The other contention of the learned counsel for the petitioner with respect to the informant being the Investigating Officer have also been dealt with by the learned trial court and such contention has been rejected in view of the fact there is no discrepancy with respect to the seizure of firearm and due sanction for prosecution was also given. The Sergeant Major who has been examined as P.W. 4 and who had examined the seized muzzle gun had stated that the single barrel gun was effective and merely because the ballistic expert has not been examined, the same cannot demolish the prosecution case. 11. Thus from the oral evidence as well as the documentary evidence which has been brought on record, the prosecution has been able to prove its case beyond all reasonable doubt with respect to the recovery of muzzle gun from these possession of the petitioner.
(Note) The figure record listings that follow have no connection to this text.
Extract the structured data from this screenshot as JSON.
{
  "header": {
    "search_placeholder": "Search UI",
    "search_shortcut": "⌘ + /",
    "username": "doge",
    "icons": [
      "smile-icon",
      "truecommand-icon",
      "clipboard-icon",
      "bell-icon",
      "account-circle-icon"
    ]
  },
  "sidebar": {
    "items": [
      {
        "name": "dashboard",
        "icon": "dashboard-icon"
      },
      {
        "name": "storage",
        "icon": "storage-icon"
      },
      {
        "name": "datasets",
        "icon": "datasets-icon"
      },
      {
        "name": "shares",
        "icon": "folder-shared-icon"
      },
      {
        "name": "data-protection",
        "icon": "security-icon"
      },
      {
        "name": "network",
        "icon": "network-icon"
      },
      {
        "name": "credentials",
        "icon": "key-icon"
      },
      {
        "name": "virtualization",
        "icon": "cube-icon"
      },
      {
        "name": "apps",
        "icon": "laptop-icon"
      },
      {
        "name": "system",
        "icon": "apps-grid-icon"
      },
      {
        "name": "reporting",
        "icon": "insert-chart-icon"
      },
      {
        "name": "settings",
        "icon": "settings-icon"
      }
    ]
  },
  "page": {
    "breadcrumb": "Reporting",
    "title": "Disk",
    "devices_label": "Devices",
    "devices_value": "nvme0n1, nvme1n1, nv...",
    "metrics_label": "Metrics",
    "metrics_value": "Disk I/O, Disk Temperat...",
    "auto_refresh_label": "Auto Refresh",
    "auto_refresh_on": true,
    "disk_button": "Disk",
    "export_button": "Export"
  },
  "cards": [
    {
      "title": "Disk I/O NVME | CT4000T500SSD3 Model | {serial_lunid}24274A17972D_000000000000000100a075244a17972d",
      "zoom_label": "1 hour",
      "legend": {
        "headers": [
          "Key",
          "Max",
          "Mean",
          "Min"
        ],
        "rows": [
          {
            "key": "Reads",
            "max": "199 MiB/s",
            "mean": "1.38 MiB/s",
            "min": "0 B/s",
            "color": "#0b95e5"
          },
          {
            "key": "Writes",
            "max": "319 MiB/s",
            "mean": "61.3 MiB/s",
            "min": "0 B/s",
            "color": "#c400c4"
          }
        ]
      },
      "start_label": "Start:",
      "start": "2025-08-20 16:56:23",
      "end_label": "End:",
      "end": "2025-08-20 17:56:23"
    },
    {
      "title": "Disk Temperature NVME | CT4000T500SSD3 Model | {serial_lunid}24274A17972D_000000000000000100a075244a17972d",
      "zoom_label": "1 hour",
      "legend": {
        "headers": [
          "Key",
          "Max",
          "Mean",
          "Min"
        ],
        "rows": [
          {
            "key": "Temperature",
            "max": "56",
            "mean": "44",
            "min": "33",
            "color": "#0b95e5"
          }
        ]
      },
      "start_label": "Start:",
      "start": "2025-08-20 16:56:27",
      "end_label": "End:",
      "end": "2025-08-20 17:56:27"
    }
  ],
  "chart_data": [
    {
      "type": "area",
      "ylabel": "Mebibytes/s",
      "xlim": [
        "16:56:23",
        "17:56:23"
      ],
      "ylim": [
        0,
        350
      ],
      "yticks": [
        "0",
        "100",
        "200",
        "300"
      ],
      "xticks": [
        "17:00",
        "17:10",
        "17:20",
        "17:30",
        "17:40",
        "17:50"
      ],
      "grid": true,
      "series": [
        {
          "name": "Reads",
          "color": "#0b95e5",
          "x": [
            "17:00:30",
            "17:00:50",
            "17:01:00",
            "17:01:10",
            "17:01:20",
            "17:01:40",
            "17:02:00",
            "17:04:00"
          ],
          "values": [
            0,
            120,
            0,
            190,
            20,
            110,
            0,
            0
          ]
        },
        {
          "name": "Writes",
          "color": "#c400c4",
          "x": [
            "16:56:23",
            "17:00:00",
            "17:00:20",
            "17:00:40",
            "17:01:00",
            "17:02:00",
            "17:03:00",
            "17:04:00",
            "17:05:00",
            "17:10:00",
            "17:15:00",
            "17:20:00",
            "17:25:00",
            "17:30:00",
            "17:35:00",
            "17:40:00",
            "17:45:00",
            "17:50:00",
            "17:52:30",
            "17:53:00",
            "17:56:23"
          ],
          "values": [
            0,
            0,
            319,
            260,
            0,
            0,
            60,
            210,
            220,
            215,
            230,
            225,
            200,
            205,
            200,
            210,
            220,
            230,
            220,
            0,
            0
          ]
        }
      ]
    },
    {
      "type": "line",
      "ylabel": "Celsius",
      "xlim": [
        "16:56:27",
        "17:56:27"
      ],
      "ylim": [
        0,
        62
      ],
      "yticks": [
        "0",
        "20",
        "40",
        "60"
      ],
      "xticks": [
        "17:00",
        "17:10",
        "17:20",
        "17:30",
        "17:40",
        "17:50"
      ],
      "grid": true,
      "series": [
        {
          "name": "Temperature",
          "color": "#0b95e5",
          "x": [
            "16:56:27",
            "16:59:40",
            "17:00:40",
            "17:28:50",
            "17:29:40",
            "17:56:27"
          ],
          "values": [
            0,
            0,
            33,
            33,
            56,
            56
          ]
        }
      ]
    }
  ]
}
Considering such fact situation, the petitioner has rightly been convicted u/s. 25(1-b)(a) of the Arms Act and u/s. 17(H) of the Criminal Law Amendment (C.L.A.) Act, which has also been affirmed in appeal. Therefore, there being no reason to conclude otherwise, the order of conviction passed against the petitioner is hereby sustained. As regards the sentence which has been imposed upon the petitioner, it appears that the petitioner has been facing rigours of the prosecution case since 2001 and he has remained in custody since 26.6.2001 to 1.12.2001 and after dismissal of appeal since 4.12.2006 to 30.3.2007 and thus petitioner has remained in custody for about 9 months. In such view of the matter, the order of sentence passed against the petitioner is modified to the period already undergone by the petitioner. 12. This application stands dismissed with the aforesaid modification in the order of sentence awarded to the petitioner.